Why did the universe get transparent 380,000 years after the Big Bang?

[old_eyes]

The early universe was a hot dense(ish) cloud of protons, neutrons, electrons, photons, neutrinos and probably a bunch of other stuff. This soup is opaque. Light doesn’t get through it. Then suddenly (well relatively suddenly), after 380,000 years neutral atoms form and the universe becomes transparent. When asked why, I have always resorted to waving my arms and saying that before that time the universe was too hot, and that is why 380k years is the closest we can hope to get to the Big Bang with photon based astronomy.
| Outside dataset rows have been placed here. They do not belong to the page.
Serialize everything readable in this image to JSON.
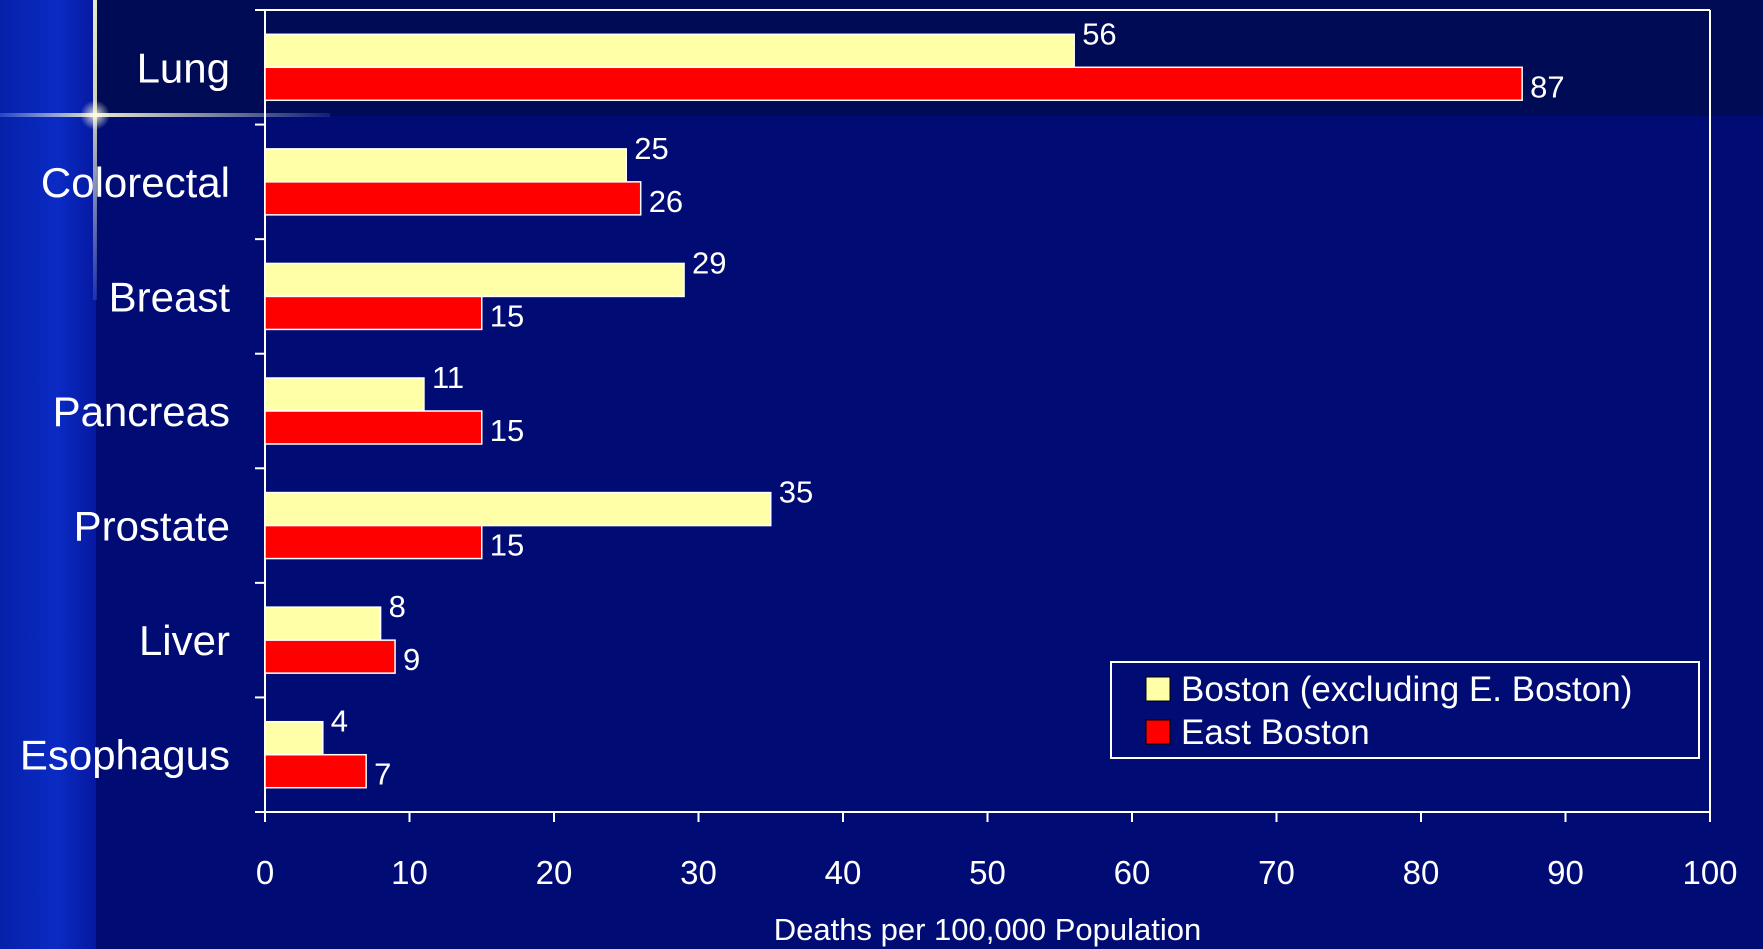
{
  "chart_data": {
    "type": "bar",
    "orientation": "horizontal",
    "categories": [
      "Lung",
      "Colorectal",
      "Breast",
      "Pancreas",
      "Prostate",
      "Liver",
      "Esophagus"
    ],
    "series": [
      {
        "name": "Boston (excluding E. Boston)",
        "color": "#ffffa8",
        "values": [
          56,
          25,
          29,
          11,
          35,
          8,
          4
        ]
      },
      {
        "name": "East Boston",
        "color": "#ff0000",
        "values": [
          87,
          26,
          15,
          15,
          15,
          9,
          7
        ]
      }
    ],
    "xlabel": "Deaths per 100,000 Population",
    "ylabel": "",
    "xlim": [
      0,
      100
    ],
    "xticks": [
      0,
      10,
      20,
      30,
      40,
      50,
      60,
      70,
      80,
      90,
      100
    ],
    "grid": false,
    "legend_position": "bottom-right"
  }
}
but I never really understood why 380k years.

Along comes a Medium article that explains it all simply and clearly. Worth a read and a chance to marvel at the Goldilocks universe that supports us. Just the right physical parameters.

https://medium.com/starts-with-a-bang/the-quantum-reason-why-neutral-atoms-first-formed-9b6eae87dfbc

[michael.h.f.wilkinson]

The short form (with some arms waving) for me has always been: When the universe cooled enough for ionized hydrogen to recombine into neutral hydrogen, visible light could travel largely unhindered. By contrast, the universe became opaque to the 21 cm wavelength of neutral hydrogen. Thus, transparency is wavelength dependent. Only when stars and galaxies formed, and the neutral hydrogen got partly ionized, and concentrated in regions of higher density around galaxies and clusters did the universe become (largely) transparent in the 21 cm wavelength.

[old_eyes]

You are of course right about re-ionisation. The bit that I found fascinating was the explanation about why, from one perspective, neutral atoms appeared so quickly, and from another, so slowly. All buried in the subtleties of quantum mechanics.

[900SL]

Can somebody explain why that article states that the photons on the early universe had high kinetic energy and momentum? I always thought (A level physics) that photons were massless and KE was 1/2mV2. Is this a quantum thing? 

[vlaiv]

1 minute ago, 900SL said:

Can somebody explain why that article states that the photons on the early universe had high kinetic energy and momentum? I always thought (A level physics) that photons were massless and KE was 1/2mV2. Is this a quantum thing? 

Yep - quantum thing.

Momentum of photon is h / lambda  or h * f

(depends on frequency - higher frequency - higher momentum - that is why x-rays and gamma rays are dangerous - high energy / momentum)

Energy of photon is given by h * c / lambda or h * c * f

Energy and momentum of photon are related as E = p * c

 

[900SL]

Thanks Vlaiv ! 

(I'm an Engineer .. equations and concepts are simpler in my world)

[DaveS]

.

 

Edited February 16, 2023 by DaveS
Not the intended video.

[jjohnson3803]

Physics joke:

What's new (nu)?  Energy divided by Planck's Constant.  

🤣

 

[George Jones]

On 16/02/2023 at 12:13, 900SL said:

Can somebody explain why that article states that the photons on the early universe had high kinetic energy and momentum? I always thought (A level physics) that photons were massless

Yes, the rest mass of a photon is zeoro

 

On 16/02/2023 at 12:13, 900SL said:

and KE was 1/2mV2.

This is (approx) true only for non-relativistic physics.

Another way to @vlaiv's final equation. The world's most well-known equation, E =mc^2, is a special case of a more general equation (my favourite physics equation),

E^2 - (cp)^2 = (mc^2)^2,

where E is the total energy of the "particle", m is the rest mass of he particle, and p is the momentum of the particle.

Suppose that a particle with non-zero rest mass m is at rest, so that its momentum p is zero. The equation then is E^2  = (mc^2)^2, which, after taking square roots on both sides, gives the famous E =mc^2. E =mc^2 is true for particles that have non-zero m, and that are at rest. E =mc^2 is not true for any moving particles.

Now consider the case of a particle that has zero energy E, and has zero rest mass m, e.g., a photon. Then E^2 - (cp)^2 = (mc^2)^2 becomes E = cp.